WUFT.org, a local Florida outlet features “The Greening Series,” which discusses why the orange is so important to Florida. The article notes that according to University of Florida researchers, every grove across the state of Florida may be infected with HLB, which has considerably damaged the citrus industry.

An article at SanLuisObispo.com reports that the Asian citrus psyllid is spreading deeper into San Luis Obispo County and has now been detected in a residential neighborhood in Cayucos, Calif. Therefore, the state will implement a quarantine restricting the movement of citrus nursery stock and fruit in the area. Of note, similar coverage appeared on KSBY.com.

MyFoxOrlando.com posted an Associated Press article chronicling the invasion of the Asian citrus psyllid, which is threatening the Florida Citrus industry. The article notes that in an effort to combat citrus greening, researchers are concentrating on a short-term solution that will allow existing trees to survive and a long-term solution to develop a greening resistant tree.

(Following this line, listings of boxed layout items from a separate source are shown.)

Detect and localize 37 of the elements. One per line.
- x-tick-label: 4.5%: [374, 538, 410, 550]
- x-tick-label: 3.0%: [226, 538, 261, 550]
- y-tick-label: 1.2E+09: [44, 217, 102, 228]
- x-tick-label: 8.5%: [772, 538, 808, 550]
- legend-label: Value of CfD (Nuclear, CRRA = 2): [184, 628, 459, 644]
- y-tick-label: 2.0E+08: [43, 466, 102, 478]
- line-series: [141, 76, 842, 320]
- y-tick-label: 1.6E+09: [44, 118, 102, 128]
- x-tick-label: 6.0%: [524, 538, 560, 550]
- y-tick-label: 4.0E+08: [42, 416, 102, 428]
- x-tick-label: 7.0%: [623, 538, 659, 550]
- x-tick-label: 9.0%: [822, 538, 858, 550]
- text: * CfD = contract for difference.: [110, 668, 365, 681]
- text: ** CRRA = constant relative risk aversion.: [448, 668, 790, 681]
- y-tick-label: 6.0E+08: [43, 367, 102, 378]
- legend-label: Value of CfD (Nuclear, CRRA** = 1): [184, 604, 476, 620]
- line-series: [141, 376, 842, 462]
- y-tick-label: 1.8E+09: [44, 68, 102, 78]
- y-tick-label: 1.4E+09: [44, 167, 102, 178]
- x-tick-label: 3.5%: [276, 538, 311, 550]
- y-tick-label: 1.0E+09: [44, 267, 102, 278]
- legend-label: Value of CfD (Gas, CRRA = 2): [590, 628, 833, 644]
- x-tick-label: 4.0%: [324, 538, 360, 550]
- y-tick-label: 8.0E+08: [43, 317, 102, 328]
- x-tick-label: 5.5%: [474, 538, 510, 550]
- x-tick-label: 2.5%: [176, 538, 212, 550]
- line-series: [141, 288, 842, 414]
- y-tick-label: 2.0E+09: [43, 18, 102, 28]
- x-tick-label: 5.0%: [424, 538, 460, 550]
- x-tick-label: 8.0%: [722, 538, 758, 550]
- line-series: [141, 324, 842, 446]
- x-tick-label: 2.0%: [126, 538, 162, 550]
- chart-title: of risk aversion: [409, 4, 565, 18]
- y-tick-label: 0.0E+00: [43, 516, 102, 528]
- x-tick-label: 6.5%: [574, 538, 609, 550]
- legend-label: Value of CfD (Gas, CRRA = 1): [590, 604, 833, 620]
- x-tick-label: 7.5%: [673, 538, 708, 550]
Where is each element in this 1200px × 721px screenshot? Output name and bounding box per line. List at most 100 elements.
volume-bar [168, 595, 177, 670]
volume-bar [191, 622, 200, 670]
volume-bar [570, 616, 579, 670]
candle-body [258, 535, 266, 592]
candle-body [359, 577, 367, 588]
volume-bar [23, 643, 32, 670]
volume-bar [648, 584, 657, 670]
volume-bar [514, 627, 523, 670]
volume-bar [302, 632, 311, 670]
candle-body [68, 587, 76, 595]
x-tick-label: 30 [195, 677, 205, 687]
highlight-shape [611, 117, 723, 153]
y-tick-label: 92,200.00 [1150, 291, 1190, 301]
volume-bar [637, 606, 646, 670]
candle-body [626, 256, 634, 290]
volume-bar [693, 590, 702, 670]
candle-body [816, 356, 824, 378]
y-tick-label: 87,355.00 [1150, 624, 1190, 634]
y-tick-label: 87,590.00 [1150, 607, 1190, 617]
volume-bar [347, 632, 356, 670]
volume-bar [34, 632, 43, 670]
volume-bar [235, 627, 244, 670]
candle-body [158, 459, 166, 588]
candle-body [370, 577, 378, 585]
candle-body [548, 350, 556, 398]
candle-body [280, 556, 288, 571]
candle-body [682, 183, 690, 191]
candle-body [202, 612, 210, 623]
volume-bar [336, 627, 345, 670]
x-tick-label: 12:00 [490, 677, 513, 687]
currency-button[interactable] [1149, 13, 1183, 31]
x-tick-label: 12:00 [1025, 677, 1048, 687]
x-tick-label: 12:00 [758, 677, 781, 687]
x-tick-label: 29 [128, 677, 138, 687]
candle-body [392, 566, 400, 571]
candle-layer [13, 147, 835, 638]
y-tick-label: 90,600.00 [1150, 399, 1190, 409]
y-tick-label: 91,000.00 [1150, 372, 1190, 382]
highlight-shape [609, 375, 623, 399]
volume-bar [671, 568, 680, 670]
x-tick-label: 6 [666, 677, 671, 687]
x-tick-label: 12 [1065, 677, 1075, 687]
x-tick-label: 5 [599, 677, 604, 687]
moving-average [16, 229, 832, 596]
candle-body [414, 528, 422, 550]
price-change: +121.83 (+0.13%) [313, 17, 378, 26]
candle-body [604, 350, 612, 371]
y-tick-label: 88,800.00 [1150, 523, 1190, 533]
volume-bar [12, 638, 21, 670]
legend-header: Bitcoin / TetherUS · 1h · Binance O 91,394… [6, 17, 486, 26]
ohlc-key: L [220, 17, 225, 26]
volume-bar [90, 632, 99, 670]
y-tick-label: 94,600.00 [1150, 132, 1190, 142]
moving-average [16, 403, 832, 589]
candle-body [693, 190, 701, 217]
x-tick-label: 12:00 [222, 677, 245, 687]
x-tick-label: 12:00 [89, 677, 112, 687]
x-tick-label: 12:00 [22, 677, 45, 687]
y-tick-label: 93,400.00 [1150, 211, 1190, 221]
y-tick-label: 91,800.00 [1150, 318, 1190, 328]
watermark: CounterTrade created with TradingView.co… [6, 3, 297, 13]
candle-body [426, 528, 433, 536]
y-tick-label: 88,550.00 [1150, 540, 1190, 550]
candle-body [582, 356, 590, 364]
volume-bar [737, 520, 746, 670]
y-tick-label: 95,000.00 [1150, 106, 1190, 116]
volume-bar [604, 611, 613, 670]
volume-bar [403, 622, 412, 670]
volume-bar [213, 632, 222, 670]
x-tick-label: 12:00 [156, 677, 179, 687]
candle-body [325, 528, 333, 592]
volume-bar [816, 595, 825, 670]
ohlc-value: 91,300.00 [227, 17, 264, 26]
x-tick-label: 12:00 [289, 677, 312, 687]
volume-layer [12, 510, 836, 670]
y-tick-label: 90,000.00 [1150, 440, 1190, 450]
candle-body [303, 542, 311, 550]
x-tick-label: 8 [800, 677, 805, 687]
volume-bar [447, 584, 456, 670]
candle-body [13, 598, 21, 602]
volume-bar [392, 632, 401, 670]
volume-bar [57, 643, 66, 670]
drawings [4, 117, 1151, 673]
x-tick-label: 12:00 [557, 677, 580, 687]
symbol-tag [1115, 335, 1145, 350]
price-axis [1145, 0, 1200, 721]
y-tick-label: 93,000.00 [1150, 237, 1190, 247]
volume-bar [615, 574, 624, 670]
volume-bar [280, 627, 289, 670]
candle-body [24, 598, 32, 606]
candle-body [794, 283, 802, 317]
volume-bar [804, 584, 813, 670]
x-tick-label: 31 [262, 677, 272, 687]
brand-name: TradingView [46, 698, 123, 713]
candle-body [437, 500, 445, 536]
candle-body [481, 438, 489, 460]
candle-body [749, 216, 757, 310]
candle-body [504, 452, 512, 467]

TheEpochTimes.com: An article discusses citrus greening disease and lists 10 things consumers should know about Florida citrus, its history and the disease ravaging the industry. The article included details about famous citrus farmers, famous people that have promoted Florida OJ in the past, how citrus greening emerged and the effects it has had on the industry. Of note, similar coverage appeared on KnoxNews.com.

A piece at MyFoxOrlando.com chronicles the impact of citrus greening on Florida orange groves, highlighting that 95 to 98 percent of citrus groves have been infected by the disease. The article notes that a team of researchers at the University of Central Florida’s Nano Science Technology Center are working to develop nano science that will stop citrus canker and citrus greening, which could potentially be available in commercial markets within two to three years.

TheMonitor.com reports that more than 500 trees in commercial fields of the Rio Grande Valley have been affected by citrus greening, compromising the future of the Rio Red grapefruit, as well as commercial operations worth $150 million. The article notes that hundreds of trees have been sprayed with pesticides and removed from properties across the Valley.